Aqui no sul do Arizona, as políticas de Trump enfraquecerão diretamente muitas de nossas ferramentas mais eficazes na luta contra a crise dos opioides. Quando o Departamento de Saúde e Serviços Humanos cancelou abruptamente mais de US$ 12 bilhões em subsídios federais para os estados em março, um programa para gestantes com uso de substâncias e moradia instável foi imediatamente encerrado em Tucson. Na Universidade do Arizona, nossa bolsa de estudos em medicina da dependência química recebe financiamento de um programa federal que está programado para ser cortado . Se perdermos nossa bolsa de estudos em medicina da dependência química, perderemos nossos médicos especialistas em dependência química nos hospitais universitários — e centenas de pacientes todos os anos perderão o tratamento que pode salvar vidas. Em todo o estado, um programa de distribuição de naloxona foi amplamente financiado por uma bolsa da SAMHSA que agora corre o risco de ser encerrado.

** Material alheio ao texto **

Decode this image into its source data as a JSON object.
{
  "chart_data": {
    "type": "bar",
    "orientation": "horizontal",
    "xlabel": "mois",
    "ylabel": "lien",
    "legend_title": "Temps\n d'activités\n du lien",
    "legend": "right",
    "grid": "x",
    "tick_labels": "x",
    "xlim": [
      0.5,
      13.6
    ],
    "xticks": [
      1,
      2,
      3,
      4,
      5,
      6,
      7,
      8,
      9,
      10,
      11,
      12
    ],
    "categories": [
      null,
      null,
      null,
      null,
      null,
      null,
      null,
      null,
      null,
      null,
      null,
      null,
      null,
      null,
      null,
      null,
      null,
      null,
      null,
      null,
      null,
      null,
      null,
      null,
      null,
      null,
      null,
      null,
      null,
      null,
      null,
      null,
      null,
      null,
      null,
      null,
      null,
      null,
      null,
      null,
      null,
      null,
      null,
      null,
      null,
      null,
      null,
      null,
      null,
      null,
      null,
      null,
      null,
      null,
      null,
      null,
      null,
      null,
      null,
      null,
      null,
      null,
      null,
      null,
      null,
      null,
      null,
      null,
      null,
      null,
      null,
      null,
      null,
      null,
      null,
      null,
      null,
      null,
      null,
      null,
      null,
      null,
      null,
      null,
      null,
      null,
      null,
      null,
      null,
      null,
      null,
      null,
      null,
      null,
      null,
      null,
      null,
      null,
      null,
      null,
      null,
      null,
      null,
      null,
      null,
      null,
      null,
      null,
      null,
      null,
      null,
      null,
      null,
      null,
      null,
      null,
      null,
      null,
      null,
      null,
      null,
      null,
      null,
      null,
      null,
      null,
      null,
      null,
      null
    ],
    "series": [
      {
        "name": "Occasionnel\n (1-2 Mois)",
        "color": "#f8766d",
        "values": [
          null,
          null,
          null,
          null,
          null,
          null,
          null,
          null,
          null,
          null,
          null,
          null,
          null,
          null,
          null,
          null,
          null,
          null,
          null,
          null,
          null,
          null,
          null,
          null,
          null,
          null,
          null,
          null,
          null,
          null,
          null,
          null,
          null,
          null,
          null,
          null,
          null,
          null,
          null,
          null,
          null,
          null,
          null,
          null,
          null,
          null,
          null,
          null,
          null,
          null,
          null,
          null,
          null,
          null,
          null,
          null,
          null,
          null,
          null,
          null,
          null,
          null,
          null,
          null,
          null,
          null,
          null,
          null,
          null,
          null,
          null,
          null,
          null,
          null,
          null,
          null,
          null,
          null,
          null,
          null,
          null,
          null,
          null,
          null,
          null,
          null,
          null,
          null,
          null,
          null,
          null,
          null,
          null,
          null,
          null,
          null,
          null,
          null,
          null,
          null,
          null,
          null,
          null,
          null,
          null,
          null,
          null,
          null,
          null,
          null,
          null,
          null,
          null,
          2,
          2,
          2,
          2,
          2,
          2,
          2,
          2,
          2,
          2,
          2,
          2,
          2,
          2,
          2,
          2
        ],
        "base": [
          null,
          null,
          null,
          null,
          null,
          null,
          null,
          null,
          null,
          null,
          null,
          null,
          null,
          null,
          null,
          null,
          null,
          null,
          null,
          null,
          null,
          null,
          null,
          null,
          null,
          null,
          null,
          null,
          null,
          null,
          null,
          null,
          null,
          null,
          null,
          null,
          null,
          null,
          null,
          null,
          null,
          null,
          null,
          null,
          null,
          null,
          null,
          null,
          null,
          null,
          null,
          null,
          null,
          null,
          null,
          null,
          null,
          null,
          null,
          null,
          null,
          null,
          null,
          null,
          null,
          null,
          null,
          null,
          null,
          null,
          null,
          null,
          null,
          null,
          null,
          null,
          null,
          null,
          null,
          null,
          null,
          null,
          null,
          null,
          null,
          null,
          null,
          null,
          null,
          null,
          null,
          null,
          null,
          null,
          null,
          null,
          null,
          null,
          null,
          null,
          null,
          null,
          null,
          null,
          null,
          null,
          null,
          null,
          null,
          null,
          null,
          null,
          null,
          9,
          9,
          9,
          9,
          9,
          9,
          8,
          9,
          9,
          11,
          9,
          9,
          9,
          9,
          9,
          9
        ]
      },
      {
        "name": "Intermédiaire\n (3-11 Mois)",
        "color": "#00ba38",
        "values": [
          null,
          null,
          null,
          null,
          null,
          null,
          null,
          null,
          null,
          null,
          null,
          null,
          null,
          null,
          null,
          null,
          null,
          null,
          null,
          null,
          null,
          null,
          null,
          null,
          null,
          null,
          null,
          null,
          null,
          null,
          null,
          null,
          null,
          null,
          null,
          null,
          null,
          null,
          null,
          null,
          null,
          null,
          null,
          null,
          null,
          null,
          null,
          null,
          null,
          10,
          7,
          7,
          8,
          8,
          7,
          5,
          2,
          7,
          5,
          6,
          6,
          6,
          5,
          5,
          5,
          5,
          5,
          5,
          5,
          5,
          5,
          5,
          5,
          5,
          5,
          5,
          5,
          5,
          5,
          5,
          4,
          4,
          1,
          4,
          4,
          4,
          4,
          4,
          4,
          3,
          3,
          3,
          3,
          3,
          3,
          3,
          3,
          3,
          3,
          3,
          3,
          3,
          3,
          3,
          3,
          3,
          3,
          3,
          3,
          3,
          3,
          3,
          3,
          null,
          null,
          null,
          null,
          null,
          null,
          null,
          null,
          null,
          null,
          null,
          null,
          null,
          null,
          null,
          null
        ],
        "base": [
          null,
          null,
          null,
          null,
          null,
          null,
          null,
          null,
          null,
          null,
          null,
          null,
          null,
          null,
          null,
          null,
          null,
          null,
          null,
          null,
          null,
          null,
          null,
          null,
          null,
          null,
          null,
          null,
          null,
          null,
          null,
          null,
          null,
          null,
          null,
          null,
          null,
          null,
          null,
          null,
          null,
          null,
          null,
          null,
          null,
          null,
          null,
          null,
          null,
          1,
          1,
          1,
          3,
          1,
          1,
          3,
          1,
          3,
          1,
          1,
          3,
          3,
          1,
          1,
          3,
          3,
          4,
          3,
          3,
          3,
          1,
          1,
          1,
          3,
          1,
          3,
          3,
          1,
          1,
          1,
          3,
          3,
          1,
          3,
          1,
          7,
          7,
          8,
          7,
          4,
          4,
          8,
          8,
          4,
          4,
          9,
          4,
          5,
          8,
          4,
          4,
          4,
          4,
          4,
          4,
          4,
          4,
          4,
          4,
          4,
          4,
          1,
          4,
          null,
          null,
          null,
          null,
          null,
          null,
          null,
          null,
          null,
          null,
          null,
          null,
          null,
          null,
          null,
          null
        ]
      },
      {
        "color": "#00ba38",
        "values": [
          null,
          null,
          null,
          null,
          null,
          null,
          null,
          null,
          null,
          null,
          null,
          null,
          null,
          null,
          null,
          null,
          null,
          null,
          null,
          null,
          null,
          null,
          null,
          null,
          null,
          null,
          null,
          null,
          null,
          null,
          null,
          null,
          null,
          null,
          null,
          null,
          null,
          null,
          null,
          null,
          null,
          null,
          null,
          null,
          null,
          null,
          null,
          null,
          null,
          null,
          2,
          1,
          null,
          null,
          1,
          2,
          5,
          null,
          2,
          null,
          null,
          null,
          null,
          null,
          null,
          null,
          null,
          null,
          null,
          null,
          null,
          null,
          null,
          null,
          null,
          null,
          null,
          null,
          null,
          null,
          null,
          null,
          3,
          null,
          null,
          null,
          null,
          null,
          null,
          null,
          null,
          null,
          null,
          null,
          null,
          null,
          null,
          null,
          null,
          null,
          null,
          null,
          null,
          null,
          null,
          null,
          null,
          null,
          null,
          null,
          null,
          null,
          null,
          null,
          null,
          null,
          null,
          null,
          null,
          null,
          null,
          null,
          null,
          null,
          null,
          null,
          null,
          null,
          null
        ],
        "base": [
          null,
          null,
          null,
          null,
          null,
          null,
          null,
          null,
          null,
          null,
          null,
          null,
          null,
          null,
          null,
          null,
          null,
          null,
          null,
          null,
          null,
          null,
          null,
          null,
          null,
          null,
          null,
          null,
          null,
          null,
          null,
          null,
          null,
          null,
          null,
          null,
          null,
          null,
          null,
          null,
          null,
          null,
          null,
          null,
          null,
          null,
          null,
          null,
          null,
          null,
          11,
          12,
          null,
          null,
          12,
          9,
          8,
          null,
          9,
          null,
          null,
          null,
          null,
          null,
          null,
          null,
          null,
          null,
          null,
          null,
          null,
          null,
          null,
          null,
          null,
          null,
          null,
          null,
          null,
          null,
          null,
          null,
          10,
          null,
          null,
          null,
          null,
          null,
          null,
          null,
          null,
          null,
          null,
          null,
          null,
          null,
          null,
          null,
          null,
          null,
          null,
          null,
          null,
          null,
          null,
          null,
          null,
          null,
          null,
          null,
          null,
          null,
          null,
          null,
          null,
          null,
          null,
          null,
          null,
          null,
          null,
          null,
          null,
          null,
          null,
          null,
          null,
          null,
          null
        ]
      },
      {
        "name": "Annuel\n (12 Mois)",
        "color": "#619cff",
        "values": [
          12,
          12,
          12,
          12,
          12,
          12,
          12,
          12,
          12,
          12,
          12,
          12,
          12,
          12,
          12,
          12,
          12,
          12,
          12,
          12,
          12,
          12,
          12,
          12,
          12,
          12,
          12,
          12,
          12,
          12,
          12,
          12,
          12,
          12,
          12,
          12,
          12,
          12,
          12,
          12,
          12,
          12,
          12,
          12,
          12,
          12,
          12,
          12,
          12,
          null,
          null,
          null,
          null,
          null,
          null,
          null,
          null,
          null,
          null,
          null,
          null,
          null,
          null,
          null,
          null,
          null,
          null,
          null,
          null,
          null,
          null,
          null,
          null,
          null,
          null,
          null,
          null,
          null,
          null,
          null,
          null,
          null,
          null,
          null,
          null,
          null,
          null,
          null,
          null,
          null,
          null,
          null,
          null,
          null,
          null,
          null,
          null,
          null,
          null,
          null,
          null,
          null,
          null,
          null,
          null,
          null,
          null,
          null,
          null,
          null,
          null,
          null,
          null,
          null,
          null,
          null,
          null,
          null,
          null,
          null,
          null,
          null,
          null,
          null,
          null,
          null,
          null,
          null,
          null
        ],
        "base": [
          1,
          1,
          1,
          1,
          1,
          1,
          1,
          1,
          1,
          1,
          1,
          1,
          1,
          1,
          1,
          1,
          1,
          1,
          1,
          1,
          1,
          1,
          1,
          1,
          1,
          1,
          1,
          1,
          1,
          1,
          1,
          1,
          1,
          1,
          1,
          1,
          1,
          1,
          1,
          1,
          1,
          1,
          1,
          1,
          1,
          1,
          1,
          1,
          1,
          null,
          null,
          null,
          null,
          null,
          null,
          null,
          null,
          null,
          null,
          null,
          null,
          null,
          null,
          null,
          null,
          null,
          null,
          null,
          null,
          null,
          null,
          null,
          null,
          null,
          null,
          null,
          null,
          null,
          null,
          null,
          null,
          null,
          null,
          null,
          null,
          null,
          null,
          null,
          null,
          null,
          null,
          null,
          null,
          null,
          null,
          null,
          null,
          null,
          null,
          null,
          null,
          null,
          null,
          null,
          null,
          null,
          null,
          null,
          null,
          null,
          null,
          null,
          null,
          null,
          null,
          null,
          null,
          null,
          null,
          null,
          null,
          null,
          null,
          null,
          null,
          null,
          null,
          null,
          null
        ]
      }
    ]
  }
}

Embora seja menos óbvio como os cortes federais e de pessoal afetarão o tratamento da dependência química em nível local, receio que meus pacientes ainda sejam afetados negativamente. Muitos departamentos de saúde dependem fortemente de financiamento federal , assim como organizações sem fins lucrativos como a Cochise Harm Reduction , que auxilia diretamente pessoas que usam drogas na fronteira entre os EUA e o México. Com cada corte, essas organizações podem sofrer redução de prioridades, interrupção de programas e diluição geral dos serviços.

Da mesma forma, o governo Trump falou em cortar gastos com o Medicaid . Nos condados fronteiriços do sul do Arizona, onde vivo e trabalho, de 30% a 41% da população depende do Medicaid para sua cobertura de seguro, e estima-se que quase 90% do tratamento médico para dependência de fentanil em todo o país seja fornecido pelo Medicaid. Se isso fosse eliminado, eles correriam o risco de perder a cobertura para o tratamento da dependência.

Mas não importa qual dessas mudanças propostas seja realmente aprovada, todas terminarão com o mesmo resultado: mais vidas perdidas por fentanil e overdose. Se o governo realmente se importasse com as comunidades da fronteira e com a redução de overdoses fatais tanto quanto alega, estaria priorizando a redução de danos e o tratamento no Arizona, e não o desmantelamento. Em vez de repetir os erros passados ​​de políticas punitivas — prisões, militarização, muros que visam reduzir a oferta —, reforçaríamos as abordagens de saúde existentes para reduzir a demanda e salvar vidas. Mas talvez salvar vidas nunca tenha sido o verdadeiro objetivo.